Excerpt from CSA v3.0

What does this mean? More specifically, can somebody provide an example?

Because of differences in how a client’s data is stored and the client’s access rights and privileges, not all of a client’s data in the cloud may be equally accessible. The client (and the cloud provider) should analyze requests for information and the pertinent
data structure for relevance, materiality, proportionality and accessibility.

Find more posts tagged with

Comments

khiyal

They may be referring to the 'jurisdiction' component of data. There may be cases where even it is stored at a place where you have no jurisdiction, consequently, they may have to fetch it for you. My 2 cents..

paul78

So - unlike your other post which was presumably written by a committee of architects, you are now reading a section undoubtedly written by a committee of lawyers

The section is about ediscovery concerns. However, I'm not entirely sure that I necessarily agree that this would be a common issue given the way that many companies would use cloud providers. However in a SaaS model, it's conceivable that as part of e-discovery, access to data such as the provider's logs may pertain to this section. For example, in e-discovery, there could be a request for log information which the client would not have ready access, but would be only available to the provider. The logs may generally not be accessible by the client but are relevant to the client and stored and processed by the provider. And if the log data is in a storage medium that is difficult to retrieve, that could be a concern. There is also a concern that data request would be analyzed because if there is a request for log data, only the relevant log data should be provided and not all log data - ie. ".. should analyze requests for information .... for relevance, materiality, proportionality..."

There are also several legal terms used:

The word "proportionality" refers to the concept of fairness - best description is here - https://en.wikipedia.org/wiki/Proportionality_(law)
And there is also a good explanation of "materiality" here - https://en.wikipedia.org/wiki/Materiality_(law)

I'm curious - why are you reading these docs?

ankurj.hazarika

paul78 wrote: »

So - unlike your other post which was presumably written by a committee of architects, you are now reading a section undoubtedly written by a committee of lawyers

The section is about ediscovery concerns. However, I'm not entirely sure that I necessarily agree that this would be a common issue given the way that many companies would use cloud providers. However in a SaaS model, it's conceivable that as part of e-discovery, access to data such as the provider's logs may pertain to this section. For example, in e-discovery, there could be a request for log information which the client would not have ready access, but would be only available to the provider. The logs may generally not be accessible by the client but are relevant to the client and stored and processed by the provider. And if the log data is in a storage medium that is difficult to retrieve, that could be a concern. There is also a concern that data request would be analyzed because if there is a request for log data, only the relevant log data should be provided and not all log data - ie. ".. should analyze requests for information .... for relevance, materiality, proportionality..."
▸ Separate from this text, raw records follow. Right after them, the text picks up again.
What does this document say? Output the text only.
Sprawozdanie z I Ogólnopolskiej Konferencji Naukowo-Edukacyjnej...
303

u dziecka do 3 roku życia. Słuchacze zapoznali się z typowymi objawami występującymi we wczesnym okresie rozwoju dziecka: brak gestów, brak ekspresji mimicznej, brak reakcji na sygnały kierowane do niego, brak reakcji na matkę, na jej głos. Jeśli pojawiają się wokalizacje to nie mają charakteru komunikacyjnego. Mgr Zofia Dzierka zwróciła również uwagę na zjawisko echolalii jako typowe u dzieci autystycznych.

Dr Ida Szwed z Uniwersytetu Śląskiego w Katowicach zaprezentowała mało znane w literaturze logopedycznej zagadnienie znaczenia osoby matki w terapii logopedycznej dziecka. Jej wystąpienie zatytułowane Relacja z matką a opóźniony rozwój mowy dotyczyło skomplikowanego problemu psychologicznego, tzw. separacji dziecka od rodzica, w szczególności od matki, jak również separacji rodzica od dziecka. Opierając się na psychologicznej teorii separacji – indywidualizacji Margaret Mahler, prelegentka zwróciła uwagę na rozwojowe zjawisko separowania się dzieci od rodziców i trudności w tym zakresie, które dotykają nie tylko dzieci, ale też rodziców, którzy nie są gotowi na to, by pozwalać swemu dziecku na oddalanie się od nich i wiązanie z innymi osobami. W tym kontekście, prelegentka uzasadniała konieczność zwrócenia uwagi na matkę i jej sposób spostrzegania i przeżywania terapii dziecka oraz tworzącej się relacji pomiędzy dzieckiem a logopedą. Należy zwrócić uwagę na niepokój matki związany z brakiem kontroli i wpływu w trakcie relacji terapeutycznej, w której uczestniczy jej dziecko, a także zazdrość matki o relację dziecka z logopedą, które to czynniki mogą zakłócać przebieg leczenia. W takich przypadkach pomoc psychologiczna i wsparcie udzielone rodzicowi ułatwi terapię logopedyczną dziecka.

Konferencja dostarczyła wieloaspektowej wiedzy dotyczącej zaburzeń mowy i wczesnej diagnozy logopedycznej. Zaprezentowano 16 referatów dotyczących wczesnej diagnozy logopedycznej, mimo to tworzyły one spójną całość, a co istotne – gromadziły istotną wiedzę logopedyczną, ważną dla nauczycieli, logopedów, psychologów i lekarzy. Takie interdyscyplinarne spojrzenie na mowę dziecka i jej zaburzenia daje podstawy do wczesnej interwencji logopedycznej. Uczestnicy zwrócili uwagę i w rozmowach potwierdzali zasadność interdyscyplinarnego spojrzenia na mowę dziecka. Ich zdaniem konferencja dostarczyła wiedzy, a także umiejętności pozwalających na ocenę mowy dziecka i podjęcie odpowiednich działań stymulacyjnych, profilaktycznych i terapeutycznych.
There are also several legal terms used:

The word "proportionality" refers to the concept of fairness - best description is here - https://en.wikipedia.org/wiki/Proportionality_(law)
And there is also a good explanation of "materiality" here - https://en.wikipedia.org/wiki/Materiality_(law)

I'm curious - why are you reading these docs?

I am preparing for the CCSK and this excerpt is from the CCSK guide.

ankurj.hazarika

Paul78- Can you please help me understand the sentence in italics?

Data encryption comes at the price of complexity and performance, and there are effective alternatives to encryption:

Store a secure hash. Rather than storing the data directly, store a hash of the data. This allows your program to prove that the holder has the correct value without actually storing it.

paul78

ankurj.hazarika wrote: »

Store a secure hash. Rather than storing the data directly, store a hash of the data. This allows your program to prove that the holder has the correct value without actually storing it.

A hash is a mathematical function where if you have a piece of clear-text data and you run it through that function - you will get a hash which cannot be deciphered to produce the original clear-text. It's basically a one-way function.

An example of this use-case would be storing passwords as a hash. A database should never store user passwords, instead a cryptographically strong hash is used instead. So when a user types in a password, the password is run through the same hash function and the hashes are compared to authenticate the user. In this way, the database doesn't need to store the actual password.

There's a bit more this example, like using a salt, and choosing the correct hash algo - but that's the gist of it.

Hope that makes sense.

Good luck on the CCSK.

ankurj.hazarika

Paul78- Here's another one for you? What might this mean?

"To maintain interoperability the Network physical hardware and network & security abstraction should be in virtual domain. As far as possible API’s should have the same functionally"

I am fairly good at networking concepts myself and I also know what an API is. I just don't seem to understand the language here.